For phonons, I understand why we can translate everything back into the first Brillouin Zone: there is a minimum wavelength defined by two lattice sites.

For electrons, which are delocalized, I see no such argument. From my original understanding, we plot the dispersion, then translate everything back into the first BZ (assuming we are using the reduced zone scheme). In reality, then, the higher bands do correspond to higher momentum states than the lower bands. Is this correct?

Then, if that is correct, I don't understand direct vs. indirect band gaps. Wouldn't all gaps be indirect in that case, just requiring the emission of a phonon with a wavenumber equal to a reciprocal lattice vector?


  • $\begingroup$ Whether electrons are 'delicalized' or not is irrelevant - the solutions to the wave functions in the crystal that the electrons occupy must conform to the lattice symmetry. This enables them to be folded back in to the first zone. No phonons are needed for a vertical transition. $\endgroup$
    – Jon Custer
    Dec 27, 2015 at 22:18
  • $\begingroup$ I recently put an explanation and image on wikipedia on this topic: See en.wikipedia.org/w/… and the red+blue graphs on the right. $\endgroup$ Dec 30, 2015 at 15:10

2 Answers 2


The picture you have in mind is the free electron gas model. Next step which is typically done is nearly free electron gas . Here the electrons are not plane waves anymore but are described by Bloch functions, which have lattice periodicity. Hence you are in the same situation as with phonons, and backfolding appears.

Simply you can understand it as following: assume you have high-k electron, i.e. ki-periodic plane wave. Put in a periodic potential, which is multiply your plane wave with cos(x/a), a is lattice constant. You will have then two waves with k=ki$\pm$$\frac{1}{a}$.

Regarding the band gaps: there are two origins for them:

1) within previous consideration: they open at the edge of the BZs, electrons cannot propagate due to Bragg reflection. These are always direct in 1D (See Comment to this question) but can be indirect in higher dimensions (due to different band curvature in different directions).

2) there are bands which originate from other orbitals. Too understand this it useful to read about tight binding-approximation (I find this more useful than wiki). Shortly each band (or sub-band-structure previously discussed) originates from certain atomic orbital. Thus while for instance s band can have peak in $\Gamma$-point d-orbital might have dip elsewhere.

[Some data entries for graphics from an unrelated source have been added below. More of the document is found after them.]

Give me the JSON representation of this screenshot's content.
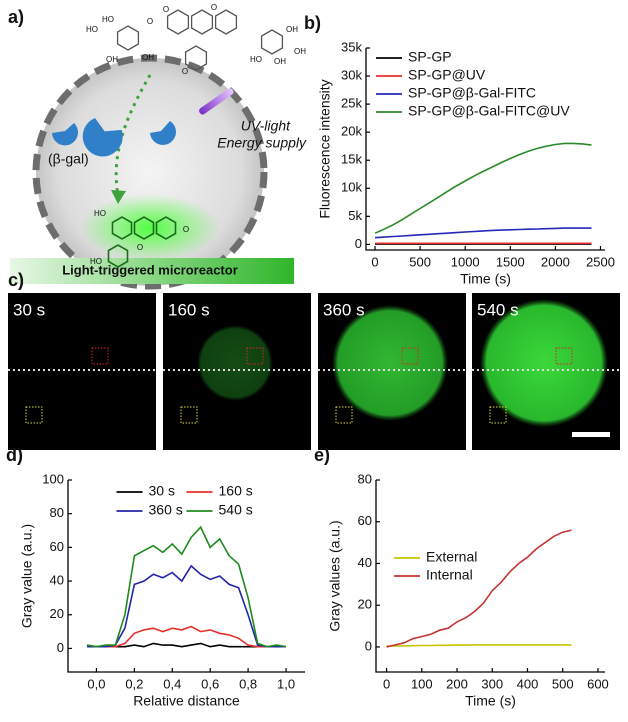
{
  "panels": {
    "a": "a)",
    "c": "c)"
  },
  "diagram": {
    "enzyme_label": "(β-gal)",
    "uv_label": [
      "UV-light",
      "Energy supply"
    ],
    "caption": "Light-triggered microreactor",
    "molecule_labels": [
      "HO",
      "OH",
      "HO",
      "OH",
      "O",
      "O",
      "O",
      "O",
      "HO",
      "OH",
      "OH",
      "OH"
    ],
    "product_labels": [
      "HO",
      "O",
      "HO",
      "O"
    ]
  },
  "micrographs": {
    "times": [
      "30 s",
      "160 s",
      "360 s",
      "540 s"
    ]
  },
  "chart_data": [
    {
      "type": "line",
      "panel": "b)",
      "xlabel": "Time (s)",
      "ylabel": "Fluorescence intensity",
      "xlim": [
        -100,
        2550
      ],
      "ylim": [
        -1000,
        35000
      ],
      "xticks": [
        0,
        500,
        1000,
        1500,
        2000,
        2500
      ],
      "yticks": [
        0,
        {
          "value": 5000,
          "label": "5k"
        },
        {
          "value": 10000,
          "label": "10k"
        },
        {
          "value": 15000,
          "label": "15k"
        },
        {
          "value": 20000,
          "label": "20k"
        },
        {
          "value": 25000,
          "label": "25k"
        },
        {
          "value": 30000,
          "label": "30k"
        },
        {
          "value": 35000,
          "label": "35k"
        }
      ],
      "legend": "upper left",
      "legend_columns": 1,
      "x": [
        0,
        100,
        200,
        300,
        400,
        500,
        600,
        700,
        800,
        900,
        1000,
        1100,
        1200,
        1300,
        1400,
        1500,
        1600,
        1700,
        1800,
        1900,
        2000,
        2100,
        2200,
        2300,
        2400
      ],
      "series": [
        {
          "name": "SP-GP",
          "color": "#000000",
          "values": [
            50,
            50,
            50,
            50,
            50,
            50,
            50,
            50,
            50,
            50,
            50,
            50,
            50,
            50,
            50,
            50,
            50,
            50,
            50,
            50,
            50,
            50,
            50,
            50,
            50
          ]
        },
        {
          "name": "SP-GP@UV",
          "color": "#e8302c",
          "values": [
            200,
            200,
            200,
            200,
            200,
            200,
            200,
            200,
            200,
            200,
            200,
            200,
            200,
            200,
            200,
            200,
            200,
            200,
            200,
            200,
            200,
            200,
            200,
            200,
            200
          ]
        },
        {
          "name": "SP-GP@β-Gal-FITC",
          "color": "#2626b8",
          "values": [
            1200,
            1300,
            1400,
            1500,
            1600,
            1700,
            1800,
            1900,
            2000,
            2100,
            2200,
            2300,
            2400,
            2500,
            2550,
            2600,
            2650,
            2700,
            2750,
            2800,
            2850,
            2900,
            2900,
            2900,
            2900
          ]
        },
        {
          "name": "SP-GP@β-Gal-FITC@UV",
          "color": "#2a8a2a",
          "values": [
            2000,
            2700,
            3500,
            4400,
            5400,
            6400,
            7400,
            8400,
            9400,
            10400,
            11300,
            12200,
            13000,
            13800,
            14600,
            15300,
            16000,
            16600,
            17100,
            17500,
            17800,
            18000,
            18000,
            17900,
            17700
          ]
        }
      ]
    },
    {
      "type": "line",
      "panel": "d)",
      "xlabel": "Relative distance",
      "ylabel": "Gray value (a.u.)",
      "xlim": [
        -0.15,
        1.1
      ],
      "ylim": [
        -14,
        100
      ],
      "xticks": [
        {
          "value": 0,
          "label": "0,0"
        },
        {
          "value": 0.2,
          "label": "0,2"
        },
        {
          "value": 0.4,
          "label": "0,4"
        },
        {
          "value": 0.6,
          "label": "0,6"
        },
        {
          "value": 0.8,
          "label": "0,8"
        },
        {
          "value": 1,
          "label": "1,0"
        }
      ],
      "yticks": [
        0,
        20,
        40,
        60,
        80,
        100
      ],
      "legend": "upper center",
      "legend_columns": 2,
      "x": [
        -0.05,
        0,
        0.05,
        0.1,
        0.15,
        0.2,
        0.25,
        0.3,
        0.35,
        0.4,
        0.45,
        0.5,
        0.55,
        0.6,
        0.65,
        0.7,
        0.75,
        0.8,
        0.85,
        0.9,
        0.95,
        1.0
      ],
      "series": [
        {
          "name": "30 s",
          "color": "#000000",
          "values": [
            1,
            1,
            1,
            1,
            1,
            2,
            1,
            3,
            2,
            2,
            1,
            2,
            3,
            1,
            2,
            1,
            1,
            1,
            1,
            1,
            1,
            1
          ]
        },
        {
          "name": "160 s",
          "color": "#e8302c",
          "values": [
            1,
            1,
            1,
            1,
            3,
            9,
            11,
            12,
            10,
            12,
            11,
            13,
            10,
            11,
            9,
            8,
            6,
            2,
            1,
            1,
            1,
            1
          ]
        },
        {
          "name": "360 s",
          "color": "#2626a8",
          "values": [
            1,
            1,
            1,
            2,
            12,
            38,
            40,
            44,
            42,
            45,
            40,
            49,
            44,
            41,
            43,
            38,
            36,
            20,
            2,
            1,
            1,
            1
          ]
        },
        {
          "name": "540 s",
          "color": "#1f8a1f",
          "values": [
            2,
            1,
            2,
            2,
            20,
            55,
            58,
            61,
            57,
            62,
            56,
            66,
            72,
            60,
            65,
            55,
            50,
            30,
            3,
            1,
            2,
            1
          ]
        }
      ]
    },
    {
      "type": "line",
      "panel": "e)",
      "xlabel": "Time (s)",
      "ylabel": "Gray values (a.u.)",
      "xlim": [
        -30,
        620
      ],
      "ylim": [
        -12,
        80
      ],
      "xticks": [
        0,
        100,
        200,
        300,
        400,
        500,
        600
      ],
      "yticks": [
        0,
        20,
        40,
        60,
        80
      ],
      "legend": "center left",
      "legend_columns": 1,
      "x": [
        0,
        25,
        50,
        75,
        100,
        125,
        150,
        175,
        200,
        225,
        250,
        275,
        300,
        325,
        350,
        375,
        400,
        425,
        450,
        475,
        500,
        525
      ],
      "series": [
        {
          "name": "External",
          "color": "#c8c400",
          "values": [
            0.5,
            0.5,
            0.5,
            0.6,
            0.7,
            0.7,
            0.8,
            0.8,
            0.9,
            0.9,
            1,
            1,
            1,
            1,
            1,
            1,
            1,
            1,
            1,
            1,
            1,
            1
          ]
        },
        {
          "name": "Internal",
          "color": "#c83232",
          "values": [
            0,
            1,
            2,
            4,
            5,
            6,
            8,
            9,
            12,
            14,
            17,
            21,
            27,
            31,
            36,
            40,
            43,
            47,
            50,
            53,
            55,
            56
          ]
        }
      ]
    }
  ]
}
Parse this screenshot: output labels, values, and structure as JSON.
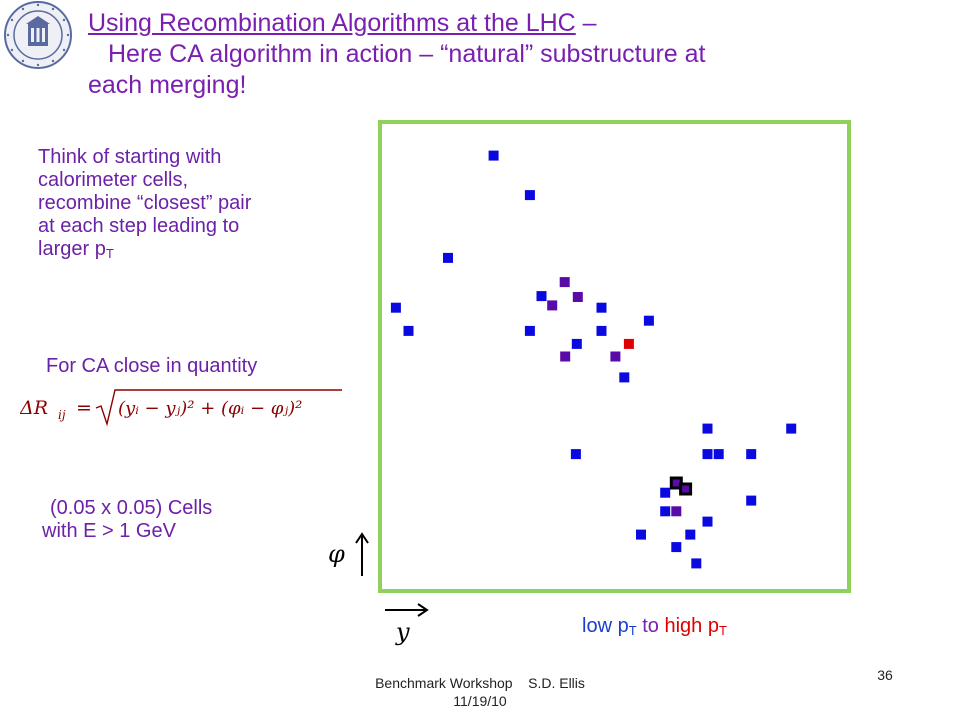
{
  "title": {
    "link_text": "Using Recombination Algorithms at the LHC",
    "dash": " –",
    "line2": "Here CA algorithm in action – “natural” substructure at",
    "line3": "each merging!"
  },
  "intro": {
    "line1": "Think of starting with",
    "line2": "calorimeter cells,",
    "line3": "recombine “closest” pair",
    "line4": "at each step leading to",
    "line5_pre": "larger p",
    "line5_sub": "T"
  },
  "ca_label": "For CA close in quantity",
  "formula": {
    "lhs": "ΔR",
    "lhs_sub": "ij",
    "radicand": "(y",
    "text": "(y_i − y_j)^2 + (φ_i − φ_j)^2"
  },
  "cells": {
    "line1": "(0.05 x 0.05) Cells",
    "line2": "with E > 1 GeV"
  },
  "axes": {
    "phi": "φ",
    "y": "y"
  },
  "legend": {
    "low_pre": "low p",
    "sub": "T",
    "to": " to ",
    "high_pre": "high p"
  },
  "footer": {
    "line1": "Benchmark Workshop    S.D. Ellis",
    "line2": "11/19/10"
  },
  "page_number": "36",
  "colors": {
    "low": "#0a0ae0",
    "mid": "#5a0aa8",
    "high": "#e00000",
    "frame": "#8fd15a",
    "title": "#7a1fb0"
  },
  "chart_data": {
    "type": "scatter",
    "title": "",
    "xlabel": "y",
    "ylabel": "φ",
    "xlim": [
      0,
      1
    ],
    "ylim": [
      0,
      1
    ],
    "grid": false,
    "points": [
      {
        "x": 0.24,
        "y": 0.932,
        "c": "low"
      },
      {
        "x": 0.318,
        "y": 0.847,
        "c": "low"
      },
      {
        "x": 0.142,
        "y": 0.712,
        "c": "low"
      },
      {
        "x": 0.03,
        "y": 0.605,
        "c": "low"
      },
      {
        "x": 0.057,
        "y": 0.555,
        "c": "low"
      },
      {
        "x": 0.393,
        "y": 0.66,
        "c": "mid"
      },
      {
        "x": 0.343,
        "y": 0.63,
        "c": "low"
      },
      {
        "x": 0.366,
        "y": 0.61,
        "c": "mid"
      },
      {
        "x": 0.421,
        "y": 0.628,
        "c": "mid"
      },
      {
        "x": 0.472,
        "y": 0.605,
        "c": "low"
      },
      {
        "x": 0.574,
        "y": 0.577,
        "c": "low"
      },
      {
        "x": 0.318,
        "y": 0.555,
        "c": "low"
      },
      {
        "x": 0.472,
        "y": 0.555,
        "c": "low"
      },
      {
        "x": 0.419,
        "y": 0.527,
        "c": "low"
      },
      {
        "x": 0.531,
        "y": 0.527,
        "c": "high"
      },
      {
        "x": 0.394,
        "y": 0.5,
        "c": "mid"
      },
      {
        "x": 0.502,
        "y": 0.5,
        "c": "mid"
      },
      {
        "x": 0.521,
        "y": 0.455,
        "c": "low"
      },
      {
        "x": 0.7,
        "y": 0.345,
        "c": "low"
      },
      {
        "x": 0.88,
        "y": 0.345,
        "c": "low"
      },
      {
        "x": 0.7,
        "y": 0.29,
        "c": "low"
      },
      {
        "x": 0.724,
        "y": 0.29,
        "c": "low"
      },
      {
        "x": 0.794,
        "y": 0.29,
        "c": "low"
      },
      {
        "x": 0.417,
        "y": 0.29,
        "c": "low"
      },
      {
        "x": 0.633,
        "y": 0.228,
        "c": "mid",
        "hl": true
      },
      {
        "x": 0.653,
        "y": 0.215,
        "c": "mid",
        "hl": true
      },
      {
        "x": 0.609,
        "y": 0.207,
        "c": "low"
      },
      {
        "x": 0.794,
        "y": 0.19,
        "c": "low"
      },
      {
        "x": 0.609,
        "y": 0.167,
        "c": "low"
      },
      {
        "x": 0.633,
        "y": 0.167,
        "c": "mid"
      },
      {
        "x": 0.7,
        "y": 0.145,
        "c": "low"
      },
      {
        "x": 0.557,
        "y": 0.117,
        "c": "low"
      },
      {
        "x": 0.663,
        "y": 0.117,
        "c": "low"
      },
      {
        "x": 0.633,
        "y": 0.09,
        "c": "low"
      },
      {
        "x": 0.676,
        "y": 0.055,
        "c": "low"
      }
    ]
  }
}
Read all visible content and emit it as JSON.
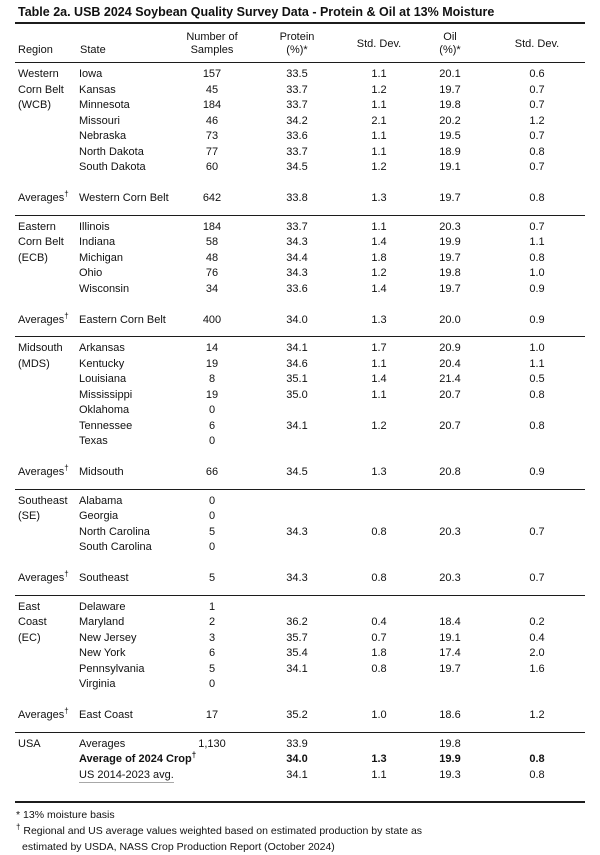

The problem is resolved when you realize that the Bloch wave functions $$...\psi_{k-G}, \psi_k, \psi_{k+g}...$$ etc are all the same thing. I won't explain why this is so as this is evident from the definition of the Bloch wave function:

$$\psi_k = \sum_G C_{k+G} e^{i(k+G)x}$$

Once you know this fact, you can see that given any $\psi_k$ outside the first Brillouin Zone, we can find a $\psi_{k'+G}$ which is equivalent to the first one, and thus, we shift the wave function back into the first Brillouin Zone.

Now we can see how energy bands come into the picture:

When we write the periodic potential as a Fourier series, and then plug in $\psi_k$ into the Schrödinger's equation, we get an infinite set of equations (practically, a finite set) of the form:

$$\big( \frac {hk^2}{2m} - E \big)C_k + \sum_G U_G C_{k+G} = 0$$

where the k runs over all $k-2G, k-G, k, k+G, k+2G$, and E is the energy of the wave function.

This set of equations can be solved, and then one attains an increasing set of values for E, which correspond to the various energy bands. Note that we could have plugged in the wave function $\psi_{k\pm n G}$, and still would have got the same energy spectrum, since these are really the same wave function.

Now answering your question about direct band gap crystals; since the same wave vector can correspond to different energies, thus we can jump from one energy band to another, without changing the wave vector $k$. Thus, this would be the case in a direct band gap material.

Also, we shouldn't really be talking about momentum so simply, because the momentum $hk$ actually corresponds to a free or nearly free particle, and isn't really the momentum for the electron in a lattice potential. The only thing that maters mathematically are the selection rules for the wave vector, which come into play only when there is a change in the wave vector.